Step-by-step explanation:
Finding Width of Block Passed by Bullet in an Inelastic Collision
To determine the width of the block passed by a bullet in an inelastic collision, you first need to understand the conservation of momentum and the principles of impulse. Upon impact, since the collision is inelastic, the bullet is embedded in the block, making the bullet and the block move together as one unit. This means the velocity of the block and bullet combination must be found using conservation of linear momentum.
The magnitude and direction of the impulse on the bullet can be determined using the impulse-momentum theorem, which relates the change in momentum of an object to the impulse applied to it. The impulse by the block on the bullet is equal in magnitude and opposite in direction to the impulse from the bullet on the block, according to Newton's third law.

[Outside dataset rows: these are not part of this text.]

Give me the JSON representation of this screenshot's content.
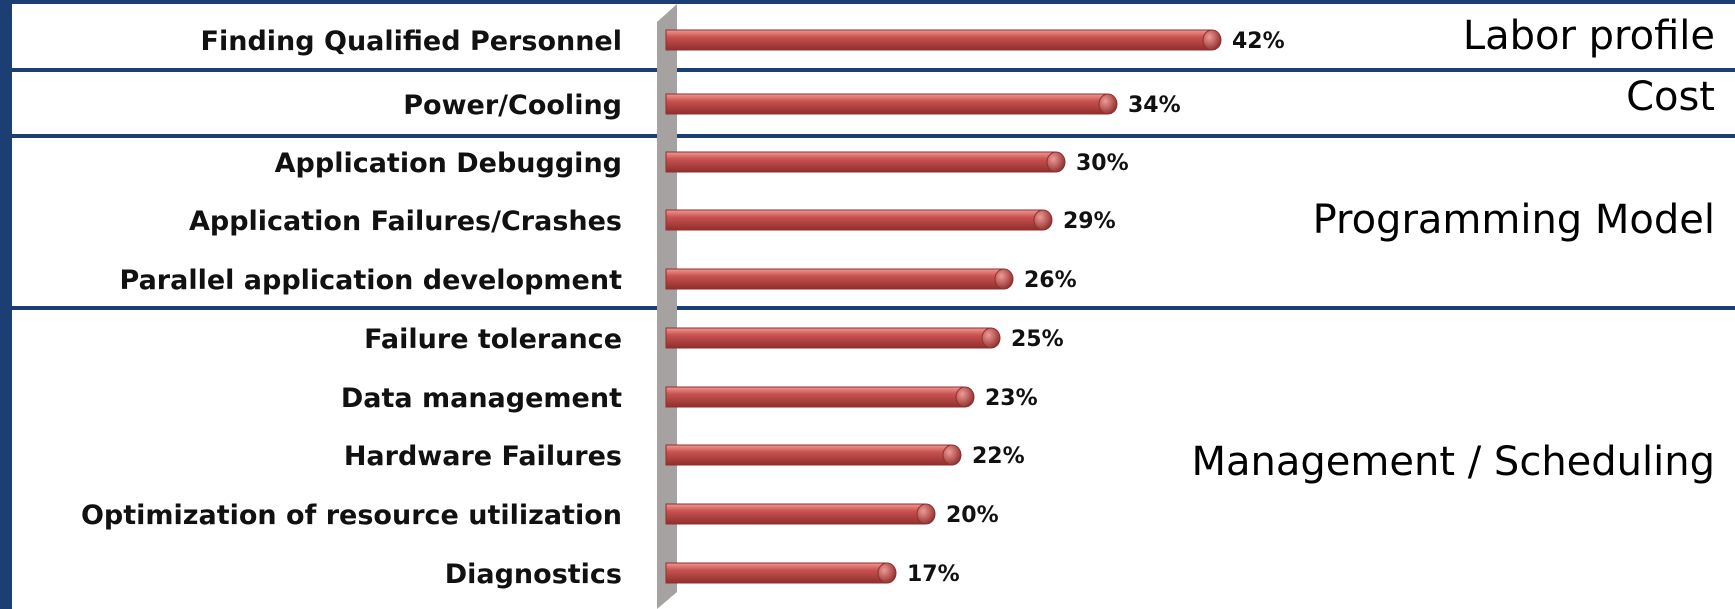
{
  "chart_data": {
    "type": "bar",
    "orientation": "horizontal",
    "categories": [
      "Finding Qualified Personnel",
      "Power/Cooling",
      "Application Debugging",
      "Application Failures/Crashes",
      "Parallel application development",
      "Failure tolerance",
      "Data management",
      "Hardware Failures",
      "Optimization of resource utilization",
      "Diagnostics"
    ],
    "values": [
      42,
      34,
      30,
      29,
      26,
      25,
      23,
      22,
      20,
      17
    ],
    "value_labels": [
      "42%",
      "34%",
      "30%",
      "29%",
      "26%",
      "25%",
      "23%",
      "22%",
      "20%",
      "17%"
    ],
    "unit": "%",
    "xlim": [
      0,
      100
    ],
    "grid": false,
    "title": "",
    "xlabel": "",
    "ylabel": "",
    "groups": [
      {
        "label": "Labor profile",
        "categories": [
          "Finding Qualified Personnel"
        ]
      },
      {
        "label": "Cost",
        "categories": [
          "Power/Cooling"
        ]
      },
      {
        "label": "Programming Model",
        "categories": [
          "Application Debugging",
          "Application Failures/Crashes",
          "Parallel application development"
        ]
      },
      {
        "label": "Management / Scheduling",
        "categories": [
          "Failure tolerance",
          "Data management",
          "Hardware Failures",
          "Optimization of resource utilization",
          "Diagnostics"
        ]
      }
    ]
  },
  "colors": {
    "background": "#1b3f73",
    "panel": "#ffffff",
    "bar": "#c9524f",
    "bar_highlight": "#f09a96",
    "bar_shadow": "#8f2f2d",
    "axis_wall": "#a7a2a2"
  }
}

The average force exerted between the bullet and block can be found using the impulse-momentum theorem, given the time over which the speed changes and the initial and final velocities. Specifically, if the speed of the bullet changes from 400 m/s to a certain final speed after impact in 3 ms, the average force can be calculated by dividing the total change in momentum by the time interval (3 ms).
In the case of the bullet being stopped by a spring, the force exerted by the spring would be similarly considered over the time it takes the block to come to rest, requiring the use of Hooke's law for springs and the impulse equation. Considering the spring's displacement and the spring constant would allow the calculation of the force during the time of impact.